Michael "Mikey" Ferschke III and his mother, Hotaru, in 2009 at his grandparents' home in Maryville, Tenn.

Michael "Mikey" Ferschke III and his mother, Hotaru, in 2009 at his grandparents' home in Maryville, Tenn. (Photo courtesy of Robin Ferschke)

CAMP FOSTER, Okinawa — Robin Ferschke is looking forward to her grandson’s visit with excitement — and dread.

She’s eager to hug her slain Marine son’s boy for the first time in seven months when he arrives in Maryville, Tenn., on Friday with his Okinawan mother, Hotaru, for a weeklong visit.

But she dreads when Hotaru and 17-month old Mikey, named after his father who was killed in Iraq two years ago, must return to Okinawa.

Hotaru has been denied U.S. residency because her marriage to Marine Sgt. Michael Ferschke was not consummated after they married. They wed over the telephone in July 2008, just a month before he was killed while conducting door-to-door searches in a town north of Baghdad.

Mikey, who is a U.S. citizen by birth, was born five months later.

“I’m afraid we might never be able to go ahead with our plans to have them move here and raise Mikey where his father grew up,” Robin Ferschke said. “The bills introduced in Congress have stalled and there’s not much hope the law will be changed soon.”

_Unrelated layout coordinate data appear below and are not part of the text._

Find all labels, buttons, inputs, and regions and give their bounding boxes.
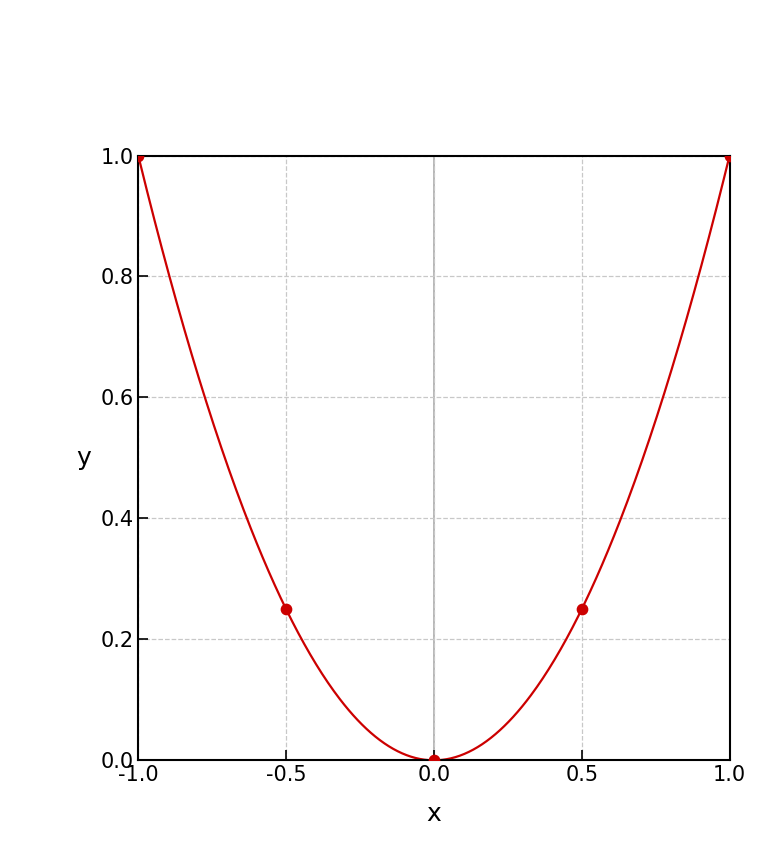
Point	[280, 602, 292, 616]
Y-axis label: y: y	[76, 446, 91, 470]
Point	[132, 149, 144, 162]
Point	[428, 753, 440, 767]
Point	[723, 149, 736, 162]
X-axis label: x: x	[426, 802, 442, 826]
Point	[576, 602, 588, 616]
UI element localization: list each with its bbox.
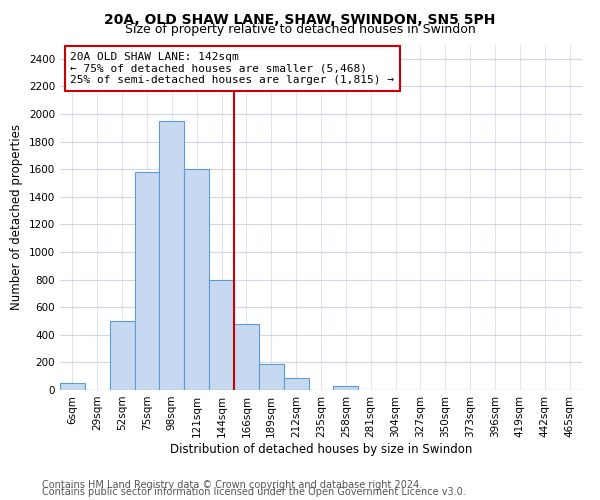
Bar bbox=[334, 386, 358, 390]
X-axis label: Distribution of detached houses by size in Swindon: Distribution of detached houses by size … bbox=[170, 442, 472, 456]
Bar bbox=[160, 121, 184, 390]
Bar bbox=[234, 324, 259, 390]
Y-axis label: Number of detached properties: Number of detached properties bbox=[10, 124, 23, 310]
Bar bbox=[110, 321, 134, 390]
Bar bbox=[209, 280, 234, 390]
Text: Contains HM Land Registry data © Crown copyright and database right 2024.: Contains HM Land Registry data © Crown c… bbox=[42, 480, 422, 490]
Bar bbox=[259, 364, 284, 390]
Bar bbox=[284, 378, 308, 390]
Text: Size of property relative to detached houses in Swindon: Size of property relative to detached ho… bbox=[125, 22, 475, 36]
Text: Contains public sector information licensed under the Open Government Licence v3: Contains public sector information licen… bbox=[42, 487, 466, 497]
Bar bbox=[184, 169, 209, 390]
Bar bbox=[134, 172, 160, 390]
Bar bbox=[60, 383, 85, 390]
Text: 20A OLD SHAW LANE: 142sqm
← 75% of detached houses are smaller (5,468)
25% of se: 20A OLD SHAW LANE: 142sqm ← 75% of detac… bbox=[70, 52, 394, 85]
Text: 20A, OLD SHAW LANE, SHAW, SWINDON, SN5 5PH: 20A, OLD SHAW LANE, SHAW, SWINDON, SN5 5… bbox=[104, 12, 496, 26]
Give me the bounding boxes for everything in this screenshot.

Current law is designed to guard against weddings of convenience used to obtain U.S. residency for foreigners bypassing strict immigration rules. Proxy marriages are not valid unless they are consummated after the vows have been exchanged.

Michael Ferschke, then 22, a radio operator with the 3rd Reconnaissance Battalion, 3rd Marine Division, met Hotaru, 24, on Camp Schwab in March 2007. When Hotaru discovered she was pregnant in May 2008, just a month after Michael deployed to Iraq, they decided to marry over the phone.

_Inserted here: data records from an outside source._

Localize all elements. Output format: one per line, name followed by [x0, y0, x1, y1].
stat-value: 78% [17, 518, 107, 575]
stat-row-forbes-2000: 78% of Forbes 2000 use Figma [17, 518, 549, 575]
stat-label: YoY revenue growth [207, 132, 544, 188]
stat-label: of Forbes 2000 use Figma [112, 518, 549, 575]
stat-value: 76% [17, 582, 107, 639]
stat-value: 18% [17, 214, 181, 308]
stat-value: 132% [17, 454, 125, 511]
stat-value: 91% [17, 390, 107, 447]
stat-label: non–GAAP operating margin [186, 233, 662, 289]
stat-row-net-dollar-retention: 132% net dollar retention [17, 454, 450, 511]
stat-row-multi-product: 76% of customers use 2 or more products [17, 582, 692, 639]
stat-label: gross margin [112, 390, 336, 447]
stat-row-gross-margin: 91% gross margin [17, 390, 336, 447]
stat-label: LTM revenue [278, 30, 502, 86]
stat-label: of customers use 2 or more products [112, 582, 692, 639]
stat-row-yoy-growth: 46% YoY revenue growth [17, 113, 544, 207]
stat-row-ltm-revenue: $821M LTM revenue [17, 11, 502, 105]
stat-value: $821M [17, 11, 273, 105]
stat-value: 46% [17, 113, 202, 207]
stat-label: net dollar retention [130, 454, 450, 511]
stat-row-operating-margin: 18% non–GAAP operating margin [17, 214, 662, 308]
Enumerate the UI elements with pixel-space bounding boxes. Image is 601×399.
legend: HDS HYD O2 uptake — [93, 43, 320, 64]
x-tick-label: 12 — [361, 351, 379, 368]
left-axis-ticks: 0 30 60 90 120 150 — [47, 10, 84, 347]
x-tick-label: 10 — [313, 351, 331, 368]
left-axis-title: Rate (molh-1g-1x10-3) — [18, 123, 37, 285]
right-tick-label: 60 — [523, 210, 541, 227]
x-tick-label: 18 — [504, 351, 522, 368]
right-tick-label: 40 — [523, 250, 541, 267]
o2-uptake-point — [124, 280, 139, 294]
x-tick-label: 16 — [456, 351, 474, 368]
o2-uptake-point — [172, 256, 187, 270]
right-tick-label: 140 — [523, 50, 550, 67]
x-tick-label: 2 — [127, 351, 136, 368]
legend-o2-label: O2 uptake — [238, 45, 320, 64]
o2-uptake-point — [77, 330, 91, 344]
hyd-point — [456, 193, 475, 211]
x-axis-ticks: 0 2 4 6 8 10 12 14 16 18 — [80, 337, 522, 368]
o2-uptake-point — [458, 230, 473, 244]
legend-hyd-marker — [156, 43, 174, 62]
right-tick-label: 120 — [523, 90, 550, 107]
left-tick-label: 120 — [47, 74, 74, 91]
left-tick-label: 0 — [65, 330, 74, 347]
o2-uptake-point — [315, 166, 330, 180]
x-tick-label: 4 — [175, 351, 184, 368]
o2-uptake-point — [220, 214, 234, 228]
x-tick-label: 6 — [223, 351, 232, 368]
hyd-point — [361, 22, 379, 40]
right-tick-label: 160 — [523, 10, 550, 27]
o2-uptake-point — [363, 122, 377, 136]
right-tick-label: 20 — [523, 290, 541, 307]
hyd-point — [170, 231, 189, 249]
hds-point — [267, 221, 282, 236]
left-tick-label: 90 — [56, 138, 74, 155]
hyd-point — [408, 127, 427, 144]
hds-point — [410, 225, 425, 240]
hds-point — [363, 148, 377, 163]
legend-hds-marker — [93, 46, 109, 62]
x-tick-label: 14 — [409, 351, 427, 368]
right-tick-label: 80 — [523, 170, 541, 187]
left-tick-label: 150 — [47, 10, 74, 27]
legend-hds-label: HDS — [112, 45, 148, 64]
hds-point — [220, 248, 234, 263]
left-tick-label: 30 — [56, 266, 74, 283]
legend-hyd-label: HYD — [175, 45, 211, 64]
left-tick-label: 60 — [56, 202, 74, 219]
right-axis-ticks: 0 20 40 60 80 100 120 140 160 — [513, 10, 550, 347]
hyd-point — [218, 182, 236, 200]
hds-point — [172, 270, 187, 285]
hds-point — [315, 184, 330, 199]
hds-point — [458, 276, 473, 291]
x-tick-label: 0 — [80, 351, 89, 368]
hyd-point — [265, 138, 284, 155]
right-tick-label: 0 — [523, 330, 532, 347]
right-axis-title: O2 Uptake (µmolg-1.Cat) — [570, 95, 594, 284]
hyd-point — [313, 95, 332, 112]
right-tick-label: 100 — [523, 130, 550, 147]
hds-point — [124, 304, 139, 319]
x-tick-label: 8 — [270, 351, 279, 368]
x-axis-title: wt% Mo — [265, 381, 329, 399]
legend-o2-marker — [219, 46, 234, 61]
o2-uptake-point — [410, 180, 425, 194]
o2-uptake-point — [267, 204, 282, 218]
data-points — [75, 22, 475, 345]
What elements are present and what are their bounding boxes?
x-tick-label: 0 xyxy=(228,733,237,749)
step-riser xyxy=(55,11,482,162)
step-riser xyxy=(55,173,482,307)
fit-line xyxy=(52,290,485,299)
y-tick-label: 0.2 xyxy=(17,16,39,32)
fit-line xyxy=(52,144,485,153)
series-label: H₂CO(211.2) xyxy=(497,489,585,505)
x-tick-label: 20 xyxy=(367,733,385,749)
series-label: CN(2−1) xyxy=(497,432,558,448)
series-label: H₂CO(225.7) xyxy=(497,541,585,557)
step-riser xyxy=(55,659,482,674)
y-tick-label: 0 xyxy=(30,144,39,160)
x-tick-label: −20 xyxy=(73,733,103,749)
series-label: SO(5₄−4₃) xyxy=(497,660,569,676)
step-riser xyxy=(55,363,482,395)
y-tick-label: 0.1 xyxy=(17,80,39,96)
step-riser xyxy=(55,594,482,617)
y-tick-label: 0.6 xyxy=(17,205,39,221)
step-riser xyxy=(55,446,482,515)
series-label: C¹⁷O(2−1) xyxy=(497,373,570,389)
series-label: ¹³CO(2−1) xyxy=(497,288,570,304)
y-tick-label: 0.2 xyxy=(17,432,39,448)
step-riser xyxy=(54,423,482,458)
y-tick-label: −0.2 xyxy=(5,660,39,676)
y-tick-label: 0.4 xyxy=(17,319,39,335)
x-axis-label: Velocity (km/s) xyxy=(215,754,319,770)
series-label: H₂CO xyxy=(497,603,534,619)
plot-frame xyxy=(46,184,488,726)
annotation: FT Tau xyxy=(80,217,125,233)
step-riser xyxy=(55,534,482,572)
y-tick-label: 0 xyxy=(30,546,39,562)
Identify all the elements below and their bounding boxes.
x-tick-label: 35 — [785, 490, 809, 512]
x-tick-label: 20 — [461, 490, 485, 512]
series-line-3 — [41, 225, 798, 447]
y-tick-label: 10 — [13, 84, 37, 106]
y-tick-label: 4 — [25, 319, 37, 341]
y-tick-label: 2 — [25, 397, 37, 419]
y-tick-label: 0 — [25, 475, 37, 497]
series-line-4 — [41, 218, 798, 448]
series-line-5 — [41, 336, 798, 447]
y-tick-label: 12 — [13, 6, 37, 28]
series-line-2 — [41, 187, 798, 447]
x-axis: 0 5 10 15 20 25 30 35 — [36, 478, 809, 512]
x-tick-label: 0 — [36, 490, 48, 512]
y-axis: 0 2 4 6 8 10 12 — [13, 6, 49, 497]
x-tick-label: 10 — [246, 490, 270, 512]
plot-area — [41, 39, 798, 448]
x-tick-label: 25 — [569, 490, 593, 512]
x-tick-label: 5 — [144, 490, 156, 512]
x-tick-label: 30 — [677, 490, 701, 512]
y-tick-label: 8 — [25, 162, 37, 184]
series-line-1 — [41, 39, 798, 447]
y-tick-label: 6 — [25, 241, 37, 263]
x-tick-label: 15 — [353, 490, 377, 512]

Hotaru flew back to Maryville for her husband’s funeral and was so touched by the outpouring of love from her new in-laws that she decided to raise their son there.

She was able to stay with the Ferschkes for almost a year after Mikey was born, but was forced to return to Okinawa when her visa ran out.

There are bills in the House and Senate to make an exception in Hotaru’s case. But such “private bills” are frowned upon, said Patrick Newton, spokesman for U.S. Rep. John Duncan Jr., R-Tenn., who represents the Ferschke’s district.

“The Senate’s had a five-year hold on all such bills,” Newton said of the bill filed in that chamber by Sen. Jim Webb, D-Va., a former Marine and Secretary of the Navy.“And until the Senate acts, we can’t,” he said. “So, we’re exploring other avenues. Everything’s on the table. We’re working this on several fronts.”

He said he is in discussions with Webb’s office to perhaps change the immigration law or attach the measure to a Department of Defense Authorization bill.

“We’re not giving up on this,” Newton said.

He could not, however, estimate how long the battle to get Hotaru residency may take.Robin Ferschke said she’s not raising her hopes.

“There’s no guarantee any of this will work,” she said. “The upshot is I have to be satisfied with seeing my little munchkin on Skype and it kills me because he’s so young and doesn’t quite grasp I’m just on his TV.”

Robin Ferschke said her heart is already breaking at the thought of them leaving.

“This is all that I have left of my son,” she said.